Yield: Approximately 4 dozen
1 cup unsalted butter, softened
1 cup granulated sugar
½ teaspoon salt
1 (7.4 ounce) box Alpine Spiced Apple Cider Original Instant Drink Mix (not sugar free)
1 teaspoon vanilla (we used vanilla bean paste)
1 teaspoon baking soda
½ teaspoon baking powder
1 teaspoon cinnamon
3 cups all-purpose flour
1 (14 ounce bag) Kraft Caramels, unwrapped
Preheat oven to 350 degrees F. Line baking sheets with parchment paper.
In a small bowl, whisk together flour, baking soda, baking powder and cinnamon. In the bowl of a stand mixer fitted with the paddle attachment, cream butter, sugar, salt and all 10 packages of apple cider drink mix until smooth and fluffy. Beat in the eggs one at a time, scraping down the bowl as needed. Mix in the vanilla.
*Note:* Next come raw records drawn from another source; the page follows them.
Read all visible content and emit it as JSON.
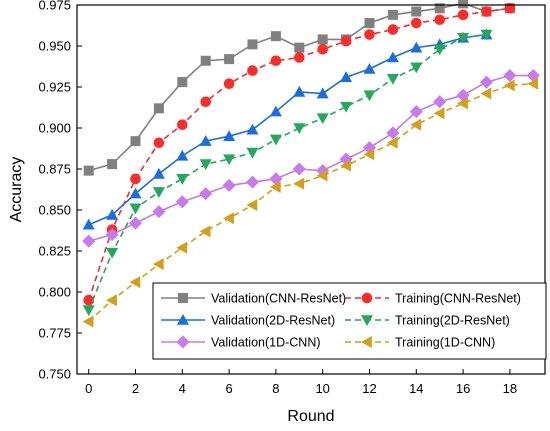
{
  "chart_data": {
    "type": "line",
    "title": "",
    "xlabel": "Round",
    "ylabel": "Accuracy",
    "xlim": [
      -0.5,
      19.5
    ],
    "ylim": [
      0.75,
      0.975
    ],
    "x_ticks": [
      0,
      2,
      4,
      6,
      8,
      10,
      12,
      14,
      16,
      18
    ],
    "y_ticks": [
      0.75,
      0.775,
      0.8,
      0.825,
      0.85,
      0.875,
      0.9,
      0.925,
      0.95,
      0.975
    ],
    "x_tick_labels": [
      "0",
      "2",
      "4",
      "6",
      "8",
      "10",
      "12",
      "14",
      "16",
      "18"
    ],
    "y_tick_labels": [
      "0.750",
      "0.775",
      "0.800",
      "0.825",
      "0.850",
      "0.875",
      "0.900",
      "0.925",
      "0.950",
      "0.975"
    ],
    "grid": false,
    "legend_position": "bottom-right",
    "series": [
      {
        "name": "Validation(CNN-ResNet)",
        "color": "#808080",
        "marker": "square",
        "dash": "solid",
        "x": [
          0,
          1,
          2,
          3,
          4,
          5,
          6,
          7,
          8,
          9,
          10,
          11,
          12,
          13,
          14,
          15,
          16,
          17,
          18
        ],
        "values": [
          0.874,
          0.878,
          0.892,
          0.912,
          0.928,
          0.941,
          0.942,
          0.951,
          0.956,
          0.949,
          0.954,
          0.954,
          0.964,
          0.969,
          0.971,
          0.973,
          0.976,
          0.971,
          0.973
        ]
      },
      {
        "name": "Training(CNN-ResNet)",
        "color": "#ff2a2a",
        "marker": "circle",
        "dash": "dash",
        "x": [
          0,
          1,
          2,
          3,
          4,
          5,
          6,
          7,
          8,
          9,
          10,
          11,
          12,
          13,
          14,
          15,
          16,
          17,
          18
        ],
        "values": [
          0.795,
          0.838,
          0.869,
          0.891,
          0.902,
          0.916,
          0.927,
          0.935,
          0.941,
          0.943,
          0.948,
          0.953,
          0.957,
          0.96,
          0.964,
          0.966,
          0.969,
          0.971,
          0.973
        ]
      },
      {
        "name": "Validation(2D-ResNet)",
        "color": "#1a6fe0",
        "marker": "triangle-up",
        "dash": "solid",
        "x": [
          0,
          1,
          2,
          3,
          4,
          5,
          6,
          7,
          8,
          9,
          10,
          11,
          12,
          13,
          14,
          15,
          16,
          17
        ],
        "values": [
          0.841,
          0.847,
          0.86,
          0.872,
          0.883,
          0.892,
          0.895,
          0.899,
          0.91,
          0.922,
          0.921,
          0.931,
          0.936,
          0.943,
          0.949,
          0.951,
          0.955,
          0.957
        ]
      },
      {
        "name": "Training(2D-ResNet)",
        "color": "#22aa5a",
        "marker": "triangle-down",
        "dash": "dash",
        "x": [
          0,
          1,
          2,
          3,
          4,
          5,
          6,
          7,
          8,
          9,
          10,
          11,
          12,
          13,
          14,
          15,
          16,
          17
        ],
        "values": [
          0.789,
          0.824,
          0.851,
          0.861,
          0.869,
          0.878,
          0.881,
          0.885,
          0.893,
          0.9,
          0.906,
          0.913,
          0.92,
          0.93,
          0.937,
          0.948,
          0.955,
          0.957
        ]
      },
      {
        "name": "Validation(1D-CNN)",
        "color": "#c879f0",
        "marker": "diamond",
        "dash": "solid",
        "x": [
          0,
          1,
          2,
          3,
          4,
          5,
          6,
          7,
          8,
          9,
          10,
          11,
          12,
          13,
          14,
          15,
          16,
          17,
          18,
          19
        ],
        "values": [
          0.831,
          0.835,
          0.842,
          0.849,
          0.855,
          0.86,
          0.865,
          0.867,
          0.869,
          0.875,
          0.874,
          0.881,
          0.888,
          0.897,
          0.91,
          0.916,
          0.92,
          0.928,
          0.932,
          0.932
        ]
      },
      {
        "name": "Training(1D-CNN)",
        "color": "#d4a017",
        "marker": "triangle-left",
        "dash": "dash",
        "x": [
          0,
          1,
          2,
          3,
          4,
          5,
          6,
          7,
          8,
          9,
          10,
          11,
          12,
          13,
          14,
          15,
          16,
          17,
          18,
          19
        ],
        "values": [
          0.782,
          0.795,
          0.806,
          0.817,
          0.827,
          0.837,
          0.845,
          0.853,
          0.864,
          0.866,
          0.871,
          0.877,
          0.884,
          0.891,
          0.902,
          0.909,
          0.915,
          0.921,
          0.926,
          0.927
        ]
      }
    ],
    "legend_layout": [
      [
        "Validation(CNN-ResNet)",
        "Training(CNN-ResNet)"
      ],
      [
        "Validation(2D-ResNet)",
        "Training(2D-ResNet)"
      ],
      [
        "Validation(1D-CNN)",
        "Training(1D-CNN)"
      ]
    ]
  }
}
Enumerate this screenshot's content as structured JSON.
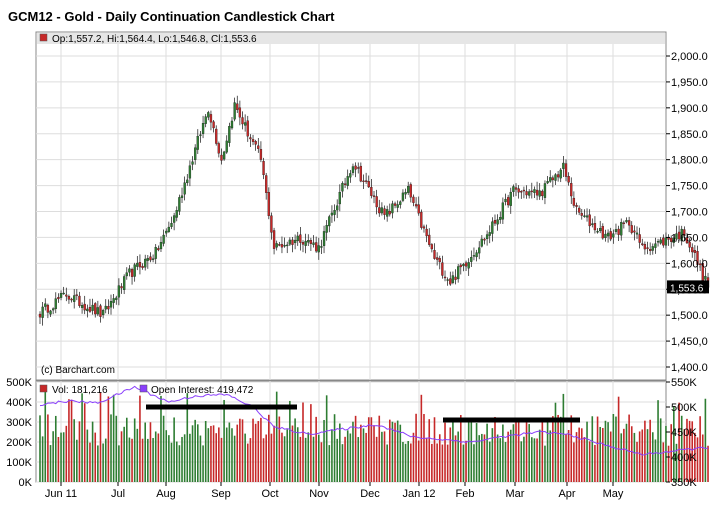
{
  "title": "GCM12 - Gold - Daily Continuation Candlestick Chart",
  "ohlc_label": "Op:1,557.2, Hi:1,564.4, Lo:1,546.8, Cl:1,553.6",
  "credit": "(c) Barchart.com",
  "last_price_label": "1,553.6",
  "volume_label": "Vol: 181,216",
  "open_interest_label": "Open Interest: 419,472",
  "colors": {
    "up": "#2e7d32",
    "down": "#c62828",
    "open_interest": "#8a3ffc",
    "last_price_box": "#000000",
    "grid": "#dddddd"
  },
  "chart_data": [
    {
      "type": "candlestick",
      "title": "GCM12 - Gold - Daily Continuation Candlestick Chart",
      "x_ticks": [
        "Jun 11",
        "Jul",
        "Aug",
        "Sep",
        "Oct",
        "Nov",
        "Dec",
        "Jan 12",
        "Feb",
        "Mar",
        "Apr",
        "May"
      ],
      "y_ticks": [
        "1,400.0",
        "1,450,0",
        "1,500.0",
        "1,550.0",
        "1,600.0",
        "1,650.0",
        "1,700.0",
        "1,750.0",
        "1,800.0",
        "1,850.0",
        "1,900.0",
        "1,950.0",
        "2,000.0"
      ],
      "ylim": [
        1400,
        2000
      ],
      "last_close": 1553.6,
      "approx_close_path": [
        {
          "x": "2011-05-25",
          "close": 1505
        },
        {
          "x": "2011-06-08",
          "close": 1540
        },
        {
          "x": "2011-06-28",
          "close": 1500
        },
        {
          "x": "2011-07-12",
          "close": 1580
        },
        {
          "x": "2011-07-26",
          "close": 1620
        },
        {
          "x": "2011-08-05",
          "close": 1690
        },
        {
          "x": "2011-08-22",
          "close": 1900
        },
        {
          "x": "2011-08-30",
          "close": 1800
        },
        {
          "x": "2011-09-06",
          "close": 1905
        },
        {
          "x": "2011-09-20",
          "close": 1800
        },
        {
          "x": "2011-09-26",
          "close": 1630
        },
        {
          "x": "2011-10-10",
          "close": 1650
        },
        {
          "x": "2011-10-20",
          "close": 1630
        },
        {
          "x": "2011-11-08",
          "close": 1795
        },
        {
          "x": "2011-11-25",
          "close": 1690
        },
        {
          "x": "2011-12-07",
          "close": 1740
        },
        {
          "x": "2011-12-21",
          "close": 1610
        },
        {
          "x": "2011-12-29",
          "close": 1565
        },
        {
          "x": "2012-01-18",
          "close": 1655
        },
        {
          "x": "2012-02-01",
          "close": 1740
        },
        {
          "x": "2012-02-15",
          "close": 1735
        },
        {
          "x": "2012-02-28",
          "close": 1785
        },
        {
          "x": "2012-03-06",
          "close": 1700
        },
        {
          "x": "2012-03-22",
          "close": 1650
        },
        {
          "x": "2012-04-03",
          "close": 1680
        },
        {
          "x": "2012-04-09",
          "close": 1630
        },
        {
          "x": "2012-04-19",
          "close": 1640
        },
        {
          "x": "2012-05-02",
          "close": 1660
        },
        {
          "x": "2012-05-15",
          "close": 1553.6
        }
      ]
    },
    {
      "type": "bar+line",
      "y_ticks_left": [
        "0K",
        "100K",
        "200K",
        "300K",
        "400K",
        "500K"
      ],
      "y_ticks_right": [
        "350K",
        "400K",
        "450K",
        "500K",
        "550K"
      ],
      "volume_ylim": [
        0,
        500000
      ],
      "open_interest_ylim": [
        350000,
        550000
      ],
      "series": [
        {
          "name": "Vol: 181,216",
          "last_value": 181216
        },
        {
          "name": "Open Interest: 419,472",
          "last_value": 419472,
          "approx_path": [
            {
              "x": "2011-05-25",
              "value": 505000
            },
            {
              "x": "2011-06-10",
              "value": 512000
            },
            {
              "x": "2011-06-25",
              "value": 508000
            },
            {
              "x": "2011-07-15",
              "value": 540000
            },
            {
              "x": "2011-08-01",
              "value": 510000
            },
            {
              "x": "2011-08-15",
              "value": 522000
            },
            {
              "x": "2011-09-01",
              "value": 525000
            },
            {
              "x": "2011-09-15",
              "value": 500000
            },
            {
              "x": "2011-09-26",
              "value": 460000
            },
            {
              "x": "2011-10-15",
              "value": 446000
            },
            {
              "x": "2011-11-01",
              "value": 455000
            },
            {
              "x": "2011-11-20",
              "value": 465000
            },
            {
              "x": "2011-12-10",
              "value": 440000
            },
            {
              "x": "2012-01-10",
              "value": 430000
            },
            {
              "x": "2012-01-25",
              "value": 440000
            },
            {
              "x": "2012-02-15",
              "value": 450000
            },
            {
              "x": "2012-03-01",
              "value": 445000
            },
            {
              "x": "2012-03-20",
              "value": 425000
            },
            {
              "x": "2012-04-10",
              "value": 405000
            },
            {
              "x": "2012-05-15",
              "value": 419472
            }
          ]
        }
      ]
    }
  ]
}
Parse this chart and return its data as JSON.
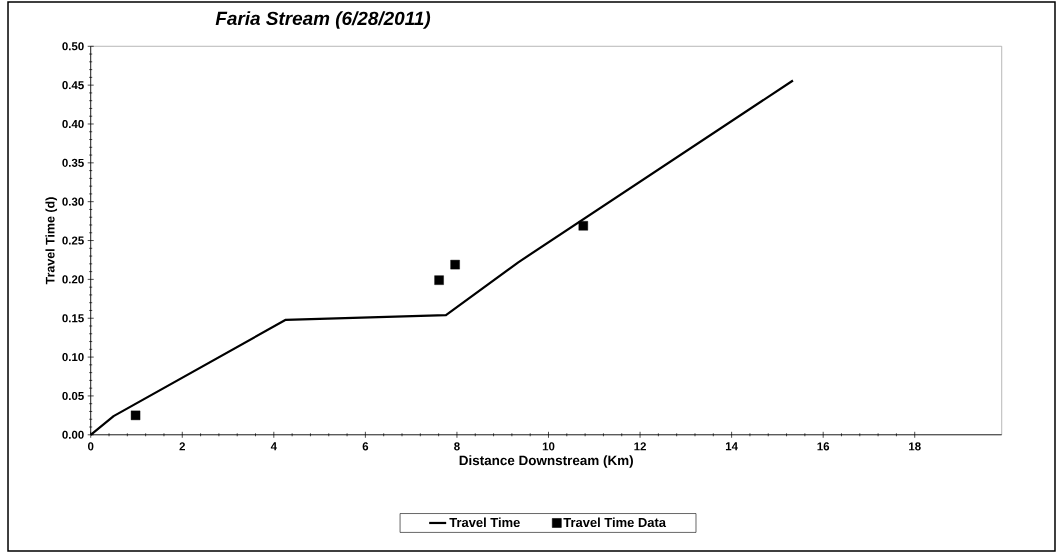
{
  "chart_data": {
    "type": "line",
    "title": "Faria Stream (6/28/2011)",
    "xlabel": "Distance Downstream (Km)",
    "ylabel": "Travel Time (d)",
    "xlim": [
      0,
      19.9
    ],
    "xticks": [
      0,
      2,
      4,
      6,
      8,
      10,
      12,
      14,
      16,
      18
    ],
    "ylim": [
      0,
      0.5
    ],
    "yticks": [
      {
        "value": 0,
        "label": "0.00"
      },
      {
        "value": 0.05,
        "label": "0.05"
      },
      {
        "value": 0.1,
        "label": "0.10"
      },
      {
        "value": 0.15,
        "label": "0.15"
      },
      {
        "value": 0.2,
        "label": "0.20"
      },
      {
        "value": 0.25,
        "label": "0.25"
      },
      {
        "value": 0.3,
        "label": "0.30"
      },
      {
        "value": 0.35,
        "label": "0.35"
      },
      {
        "value": 0.4,
        "label": "0.40"
      },
      {
        "value": 0.45,
        "label": "0.45"
      },
      {
        "value": 0.5,
        "label": "0.50"
      }
    ],
    "legend": "bottom",
    "series": [
      {
        "name": "Travel Time",
        "color": "#000000",
        "marker": "none",
        "line_style": "solid",
        "x": [
          0,
          0.5,
          4.26,
          7.76,
          9.34,
          15.34
        ],
        "values": [
          0,
          0.024,
          0.148,
          0.154,
          0.222,
          0.456
        ]
      },
      {
        "name": "Travel Time Data",
        "type": "scatter",
        "color": "#000000",
        "marker": "square",
        "x": [
          0.98,
          7.61,
          7.96,
          10.76
        ],
        "values": [
          0.025,
          0.199,
          0.219,
          0.269
        ]
      }
    ]
  }
}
Gradually add the dry ingredients from the small bowl into the creamed butter mixture attached to the stand mixer. Mix everything together until just combined.
Scoop dough into balls about 2 tablespoons each. Flatten the dough in the palm of your hand and add a caramel in the center (we also made smaller cookies by cutting the caramel in half at this point and they came out fine). Make sure the caramel is covered completely and roll the dough back into a ball placing them on the baking sheets about 3 inches apart.
Bake for 12-14 minutes. You want the cookies to be lightly golden around the edges. After you remove the baking sheet from the oven, carefully slide the parchment paper off of it and onto the counter. Allow cookies to partially cool on the parchment paper. When cookies have firmed but are still slightly warm, carefully remove them by twisting the parchment paper. Allow them to finish cooling upside down on a cooling rack.